Be aware that creating a successful room can easily take months or years. The teenconnection room, for example, has been operating for for several years. The Dimmu Borgir chat was spawned from the band's web site, which has been in operation since 1999.

If you're still sure you want to give it a shot, choose a general topic for your room. Make a list of possible topics; make sure they're all areas that you know about or can learn about. Be creative, and offer something that no one else does. For example, you could start a chat exclusively dealing with relationship advice. Or one dedicated to people who have rodents for pets. Or one for people who are interested in starting a business. Don't make a "general chat" room; there are too many already. Focusing your topic will attract more interesting users, and those users will be more likely to come back.

After that, survey what's already available. The active room list can help you out with this. If you see more than two or three rooms already focusing on your particular topic, drop it and choose another: that area is is already saturated.

The obvious thing to do, then, is to actually set up and register your room; you can do that at the liveHarmony Getting Started page. You should also build a web page around your room. There are many easy, free tools available to help you with this (some popular ones are GeoCities and Angelfire).

(In fact, most of our popular rooms have been built the other way around: a chat room was added to an already-popular web site. There are advantages and disadvantages to each approach. By creating your room first, you gain the exposure that the liveHarmony room list provides -- it's not necessary for a user to visit your web site to enter your room. On the other hand, search engines don't pick up chat room content, so you're limited to those users already visiting the room list; someone searching for web sites on your topic may not find your room.)

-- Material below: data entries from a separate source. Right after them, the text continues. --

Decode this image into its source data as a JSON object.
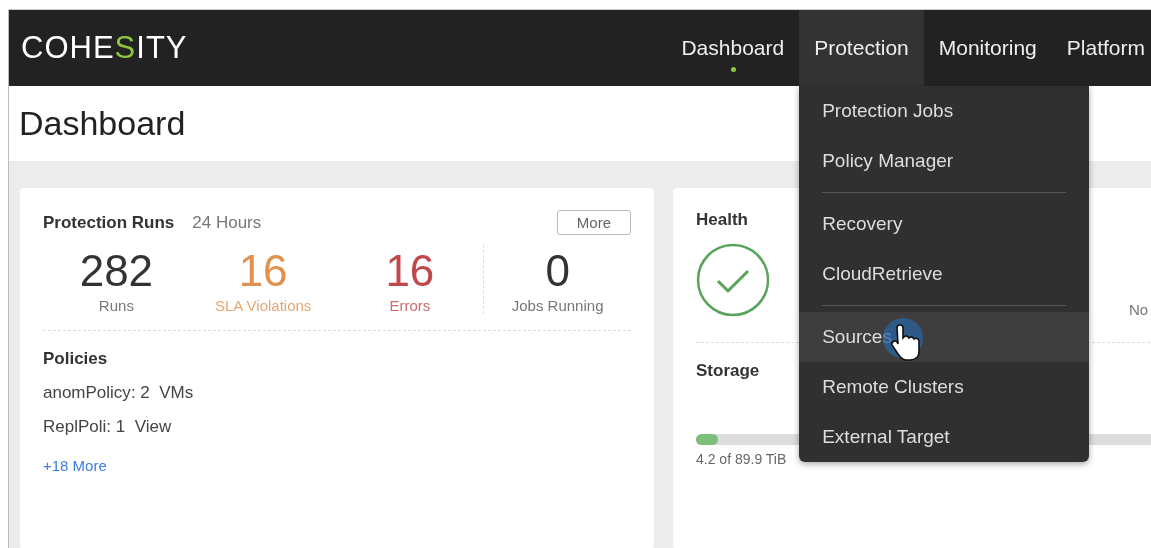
{
  "header": {
    "logo": {
      "before": "COHE",
      "accent": "S",
      "after": "ITY"
    },
    "nav": [
      {
        "label": "Dashboard",
        "selected": true,
        "expanded": false
      },
      {
        "label": "Protection",
        "selected": false,
        "expanded": true
      },
      {
        "label": "Monitoring",
        "selected": false,
        "expanded": false
      },
      {
        "label": "Platform",
        "selected": false,
        "expanded": false
      }
    ]
  },
  "menu": {
    "groups": [
      {
        "items": [
          {
            "label": "Protection Jobs",
            "hovered": false
          },
          {
            "label": "Policy Manager",
            "hovered": false
          }
        ]
      },
      {
        "items": [
          {
            "label": "Recovery",
            "hovered": false
          },
          {
            "label": "CloudRetrieve",
            "hovered": false
          }
        ]
      },
      {
        "items": [
          {
            "label": "Sources",
            "hovered": true
          },
          {
            "label": "Remote Clusters",
            "hovered": false
          },
          {
            "label": "External Target",
            "hovered": false
          }
        ]
      }
    ]
  },
  "page_title": "Dashboard",
  "protection_runs": {
    "title": "Protection Runs",
    "period": "24 Hours",
    "more_button": "More",
    "stats": [
      {
        "value": "282",
        "label": "Runs",
        "color": "#333333",
        "separated": false
      },
      {
        "value": "16",
        "label": "SLA Violations",
        "color": "#e0914f",
        "separated": false
      },
      {
        "value": "16",
        "label": "Errors",
        "color": "#c0474a",
        "separated": false
      },
      {
        "value": "0",
        "label": "Jobs Running",
        "color": "#333333",
        "separated": true
      }
    ],
    "policies_title": "Policies",
    "policies": [
      {
        "name": "anomPolicy",
        "sep": ":",
        "count": "2",
        "unit": "VMs"
      },
      {
        "name": "ReplPoli",
        "sep": ":",
        "count": "1",
        "unit": "View"
      }
    ],
    "more_link": "+18 More"
  },
  "health": {
    "title": "Health",
    "healthy": true,
    "stat": {
      "label": "No"
    }
  },
  "storage": {
    "title": "Storage",
    "level": 0.047,
    "reading": "4.2 of 89.9 TiB"
  }
}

You'll need to visit your room at least daily and make conversation with those who enter. While your room is still small, it may be worthwhile to set up scheduled times for discussion. This helps work around a frustrating catch-22 in creating a new area: people don't like to join until there's a critical mass, and until people join there won't be a critical mass.

After that, it's up to you to determine what your room needs and provide it. There's no easy way to create a popular room. We've learned that: this document is based on our experiences building the liveHarmony service. In October 2002, liveHarmony was a single-page placeholder; three years later, it receives over 80,000 hits a week. Along the way, we've had to deal with abusive users, server failures, legal threats, and more. We've remained focused, though, on our niche: providing service to web site owners. We hope that you will be able to find your audience and build a strong community. And we hope that you'll build it on liveHarmony.